Der östlichste Nordosten von Estland ist fast wie Russland; hier leben 97% Russen. Das hörte sich interessant an für uns und wir haben uns auf den Weg in diese abgelegene Gegend gemacht. Beschreibung im Reiseführer: Industrie der Sowjet-Ära, typische sowjetische Arbeitersiedlungen, Abbau von Ölschiefer Sowjet-Beton-Ruinen, BetonWerk, Urananreicherungsanlage, stark russisch geprägtes Grenzland… Und dann in Narva – der Grenzübergang nach Russland.
Von Tallinn mit einem kurzen Spaziergangsabstecher an die Küste, war Sillamäe unser erstes Ziel. Es war schon die zweite Stadt, in der wir als erstes den Hafen sehen wollten. Aber – das scheinen „reine“ Industriehäfen zu sein. Schon die Straße dorthin ist privat aber befahrbar. Wir sind einfach so weit gefahren wie es geht – bis kurz vor die Hafentore. Und fanden uns in RIESIGEN Holzlagern wieder. Dies ist also eines der Ziele der vielen holztransportierenden LKWs. WOOOOW, unglaublich unfassbar wie viele 3-4 Meter lange Baumstämme sortiert nach Birke, Nadelholz und noch etwas anderem. Meterhohe und hundertemeter lange „Mauern“ aus Baumstämmen. Kaum vorstellbar was für riesen Flächen an Wald das einmal gewesen sein muss – und, ja doch vorstellbar, weil durch diese ewigen Wälder fahren wir seit 2 Wochen… Ganz offensichtlich waren wir an diesen Holzlagerplätzen aber nicht erwünscht.

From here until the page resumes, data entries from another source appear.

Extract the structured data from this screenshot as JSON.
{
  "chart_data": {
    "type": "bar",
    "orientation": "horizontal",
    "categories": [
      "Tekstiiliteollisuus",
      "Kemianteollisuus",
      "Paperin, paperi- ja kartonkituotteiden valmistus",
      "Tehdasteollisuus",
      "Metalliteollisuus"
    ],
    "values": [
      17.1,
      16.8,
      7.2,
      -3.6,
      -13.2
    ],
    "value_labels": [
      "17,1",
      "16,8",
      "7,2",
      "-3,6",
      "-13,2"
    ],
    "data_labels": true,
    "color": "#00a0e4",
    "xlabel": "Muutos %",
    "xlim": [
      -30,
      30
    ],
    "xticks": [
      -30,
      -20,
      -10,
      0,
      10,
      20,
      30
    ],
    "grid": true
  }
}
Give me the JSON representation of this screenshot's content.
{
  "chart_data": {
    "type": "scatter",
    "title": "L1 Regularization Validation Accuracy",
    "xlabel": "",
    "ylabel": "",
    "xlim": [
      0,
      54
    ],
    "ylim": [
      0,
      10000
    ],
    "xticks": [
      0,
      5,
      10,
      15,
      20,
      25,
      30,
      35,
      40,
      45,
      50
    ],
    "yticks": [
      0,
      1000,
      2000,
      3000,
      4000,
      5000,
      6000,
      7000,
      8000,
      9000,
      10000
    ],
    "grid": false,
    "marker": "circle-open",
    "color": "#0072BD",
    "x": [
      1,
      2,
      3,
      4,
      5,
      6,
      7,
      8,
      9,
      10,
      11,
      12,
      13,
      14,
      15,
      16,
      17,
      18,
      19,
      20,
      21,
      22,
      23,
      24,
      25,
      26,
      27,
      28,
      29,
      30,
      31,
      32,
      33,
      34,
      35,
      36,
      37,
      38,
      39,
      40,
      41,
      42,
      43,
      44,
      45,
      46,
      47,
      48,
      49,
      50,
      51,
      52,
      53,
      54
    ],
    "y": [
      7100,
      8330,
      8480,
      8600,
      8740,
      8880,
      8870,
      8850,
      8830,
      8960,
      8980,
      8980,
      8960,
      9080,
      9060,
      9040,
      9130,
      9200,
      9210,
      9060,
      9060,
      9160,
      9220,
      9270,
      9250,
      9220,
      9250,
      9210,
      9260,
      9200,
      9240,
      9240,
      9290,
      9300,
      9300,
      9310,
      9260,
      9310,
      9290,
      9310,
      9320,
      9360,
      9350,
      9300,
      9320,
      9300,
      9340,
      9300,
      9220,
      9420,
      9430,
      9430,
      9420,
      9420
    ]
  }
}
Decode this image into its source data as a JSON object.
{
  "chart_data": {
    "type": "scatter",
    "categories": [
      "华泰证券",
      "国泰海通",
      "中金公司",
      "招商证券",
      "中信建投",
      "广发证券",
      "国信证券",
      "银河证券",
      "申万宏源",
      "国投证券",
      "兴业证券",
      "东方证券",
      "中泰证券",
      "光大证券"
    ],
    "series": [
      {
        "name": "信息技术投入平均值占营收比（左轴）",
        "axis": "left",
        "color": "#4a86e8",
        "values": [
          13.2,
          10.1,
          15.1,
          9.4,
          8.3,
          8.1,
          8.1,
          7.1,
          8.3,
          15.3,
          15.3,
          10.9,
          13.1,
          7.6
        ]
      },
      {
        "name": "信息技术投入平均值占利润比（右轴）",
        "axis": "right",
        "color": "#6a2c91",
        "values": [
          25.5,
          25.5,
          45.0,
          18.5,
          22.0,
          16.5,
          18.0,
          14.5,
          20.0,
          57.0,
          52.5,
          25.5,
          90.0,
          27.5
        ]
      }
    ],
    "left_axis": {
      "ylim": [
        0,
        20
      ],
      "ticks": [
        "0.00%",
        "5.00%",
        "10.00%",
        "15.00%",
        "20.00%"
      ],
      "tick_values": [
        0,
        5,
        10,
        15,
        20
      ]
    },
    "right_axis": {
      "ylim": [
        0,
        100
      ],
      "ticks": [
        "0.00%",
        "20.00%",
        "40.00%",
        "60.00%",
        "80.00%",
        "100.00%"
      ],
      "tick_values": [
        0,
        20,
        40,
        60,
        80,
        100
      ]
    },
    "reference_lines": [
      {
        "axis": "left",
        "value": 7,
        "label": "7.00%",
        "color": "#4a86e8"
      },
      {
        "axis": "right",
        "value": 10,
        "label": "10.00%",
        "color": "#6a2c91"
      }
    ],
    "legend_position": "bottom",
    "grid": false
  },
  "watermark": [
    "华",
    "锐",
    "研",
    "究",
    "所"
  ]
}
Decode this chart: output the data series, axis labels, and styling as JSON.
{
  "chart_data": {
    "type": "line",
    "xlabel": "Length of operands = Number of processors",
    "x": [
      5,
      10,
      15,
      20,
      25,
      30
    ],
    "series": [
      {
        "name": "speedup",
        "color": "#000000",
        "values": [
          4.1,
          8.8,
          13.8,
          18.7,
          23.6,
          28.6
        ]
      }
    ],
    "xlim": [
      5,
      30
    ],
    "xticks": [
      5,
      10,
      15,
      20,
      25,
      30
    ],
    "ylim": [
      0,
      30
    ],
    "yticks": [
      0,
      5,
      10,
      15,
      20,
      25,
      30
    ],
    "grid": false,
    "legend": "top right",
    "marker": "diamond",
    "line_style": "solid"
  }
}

Eine Stadt wie Sillamäe hatten wir beide noch nicht erlebt. Riesige Gebäude, die einen mit Häusern im stalinistischen Stil (so die Reiseführer Beschreibung der Architektur) die anderen „Arbeiter Baracken“, dicht an dicht. Viele Häuser zerfallen einfach so vor sich hin, manche sehen aus als seien sie einsturzgefährdet aber offensichtlich wohnen Menschen dort und die vielstöckigen „Baracken“ – um Himmels Willen – wer wohnt da, wer möchte da wohnen und was tut man, wenn man da wohnt? Wir sehen viele sehr junge Mütter mit kleinen Kindern – „was soll man hier auch sonst tun“ sagt Moksha. Sillamäe war zunächst ein beliebter Badeort der Oberschicht von St. Petersburg. Dann wurde es zu einem wichtigen Industriestandort ausgebaut. Im Krieg dann ziemlich zerstört und danach unter sowjetischer Besatzung wieder aufgebaut und mit Russen besiedelt. „Sillamäe existierte auf keiner Landkarte und durfte nur mit Sondergenehmigung betreten werden“ schreibt der eine Reiseführer. Der andere schreibt, dass es auch Leningrad 1 oder Moskau 400 genannt wurde. Im Gespräch mit anderen Reisenden haben wir uns auf Silladingsbums geeinigt, das war für uns einfacher.
Nachdem wir gestern kreuz und quer durch die Stadt gefahren sind, sind wir heute noch einmal zurück gekehrt, haben auf einem Parkplatz Mittagessen gemacht und sind die „Promenade“ zum Meer runtergelaufen. Krass, was für ein merkwürdiges Gefühl. Diese Promenade sieht aus wie im reichsten Ort und dann, links und rechts davon die Fassaden schön gemacht und dahinter, Stein auf Stein Baracken, teilweise sehr kaputt, es sieht extrem arm und düster aus. Das war eine beeindruckende Erfahrung.